Akhirnya dengan mulut tak berhenti mengomel dan kaki terpincang-pincang, Citra mengikuti Rizki yang sudah berjalan di depannya.
“Rizkiii, tunggu dong, kenapa kamu tinggalin aku?”
Rizki terus saja melangkah, tapi pikiran bahwa ia harus berganti mobil terus menghantuinya. Barangkali Citra benar, anak orang kaya mobilnya mobil tua?
“Tunggu Rizki, tumitku mulai lecet nih!”
Rizki terus melangkah. Kakinya sendiripun mulai terasa tak enak. Mereka baru berjalan beberapa ratus meter. Kampus masih jauh.
“Rizki, aku tak bisa jalan lagi. Tumitku lecet. Aku marah nih, kamu tak peduli sama aku.”
“Sabar Citra, aku kan tidak sengaja. Nanti aku akan bilang pada bapak agar membeli mobil baru.”
“Nah, gitu dong, bilang sama bapakmu bahwa kamu malu mengendarai mobil tua,” kata Citra yang sebenarnya merasa lega. Sudah dibayangkannya dia akan jalan berdua bersama Rizki dengan mobil baru yang mentereng, catnya mengkilap, bukan yang sudah kusam seperti mobil mogok yang mereka tinggalkan di pinggir jalan.
“Rizki, aku lepas saja sepatuku, tidak tahan aku, sakitnya bukan main.”
“Lepas saja, supaya kamu tidak kesakitan. Aku janji, tak lama lagi kita tak akan pergi dengan mobil tua itu.”
“Senang aku mendengarnya. Tapi tolong bawakan sepatuku dong, dan jangan jalan terlalu pinggir, banyak kerikil, telapak kakiku gantian sakit.”
“Masa aku harus membawakan sepatu kamu Citra, kamu kan bisa membawa sendiri?”
“Tanganku pegal membawa tas kuliah ini, berat, tahu!”

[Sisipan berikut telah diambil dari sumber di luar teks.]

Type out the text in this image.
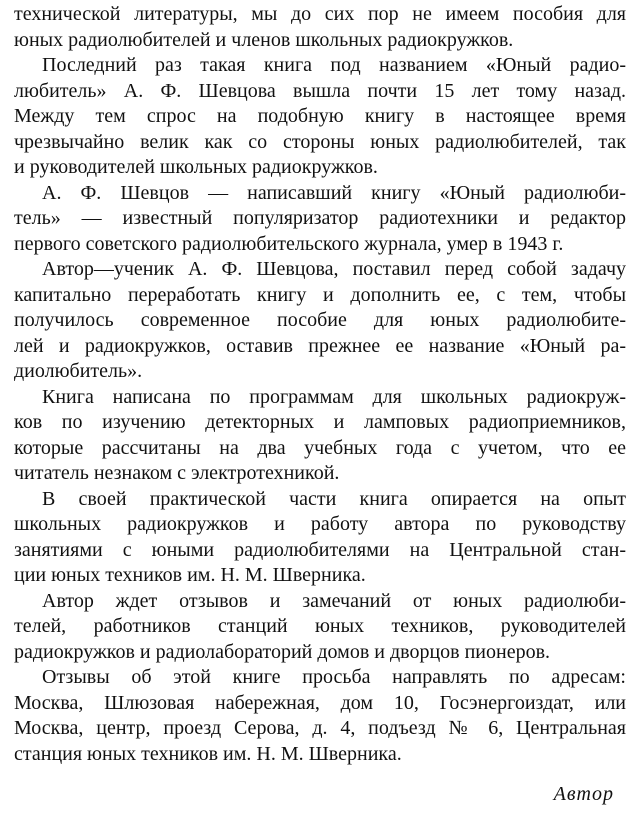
технической литературы, мы до сих пор не имеем пособия для
юных радиолюбителей и членов школьных радиокружков.
Последний раз такая книга под названием «Юный радио-
любитель» А. Ф. Шевцова вышла почти 15 лет тому назад.
Между тем спрос на подобную книгу в настоящее время
чрезвычайно велик как со стороны юных радиолюбителей, так
и руководителей школьных радиокружков.
А. Ф. Шевцов — написавший книгу «Юный радиолюби-
тель» — известный популяризатор радиотехники и редактор
первого советского радиолюбительского журнала, умер в 1943 г.
Автор—ученик А. Ф. Шевцова, поставил перед собой задачу
капитально переработать книгу и дополнить ее, с тем, чтобы
получилось современное пособие для юных радиолюбите-
лей и радиокружков, оставив прежнее ее название «Юный ра-
диолюбитель».
Книга написана по программам для школьных радиокруж-
ков по изучению детекторных и ламповых радиоприемников,
которые рассчитаны на два учебных года с учетом, что ее
читатель незнаком с электротехникой.
В своей практической части книга опирается на опыт
школьных радиокружков и работу автора по руководству
занятиями с юными радиолюбителями на Центральной стан-
ции юных техников им. Н. М. Шверника.
Автор ждет отзывов и замечаний от юных радиолюби-
телей, работников станций юных техников, руководителей
радиокружков и радиолабораторий домов и дворцов пионеров.
Отзывы об этой книге просьба направлять по адресам:
Москва, Шлюзовая набережная, дом 10, Госэнергоиздат, или
Москва, центр, проезд Серова, д. 4, подъезд № 6, Центральная
станция юных техников им. Н. М. Шверника.
Автор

Rizki yang sudah benar-benar mabuk oleh rasa cintanya kepada Citra, mengalah membawakan sepatu Citra, yang kemudian berjalan bergayut di lengannya.
Tak urung mereka benar-benar terlambat, dan terlewat satu jam kuliah.
Keduanya duduk di bawah pohon rindang yang ada di kampus itu. Bukan berbincang mengenai mata kuliah yang terlewat, tapi tentang mobil yang sebaiknya diganti.
“Jadi kamu nanti mau bilang pada ayahmu kalau kamu harus dibelikan mobil baru?”
“Tentu saja. Mobil yang tadi benar-benar tak pantas.”
“Tuh, kan. Aku saja yang bukan pemilik mobil merasa tak pantas jalan bareng anak orang kaya seperti kamu kalau mengendarai mobil itu. Tapi apa benar, ayahmu pasti akan menuruti kemauan kamu?”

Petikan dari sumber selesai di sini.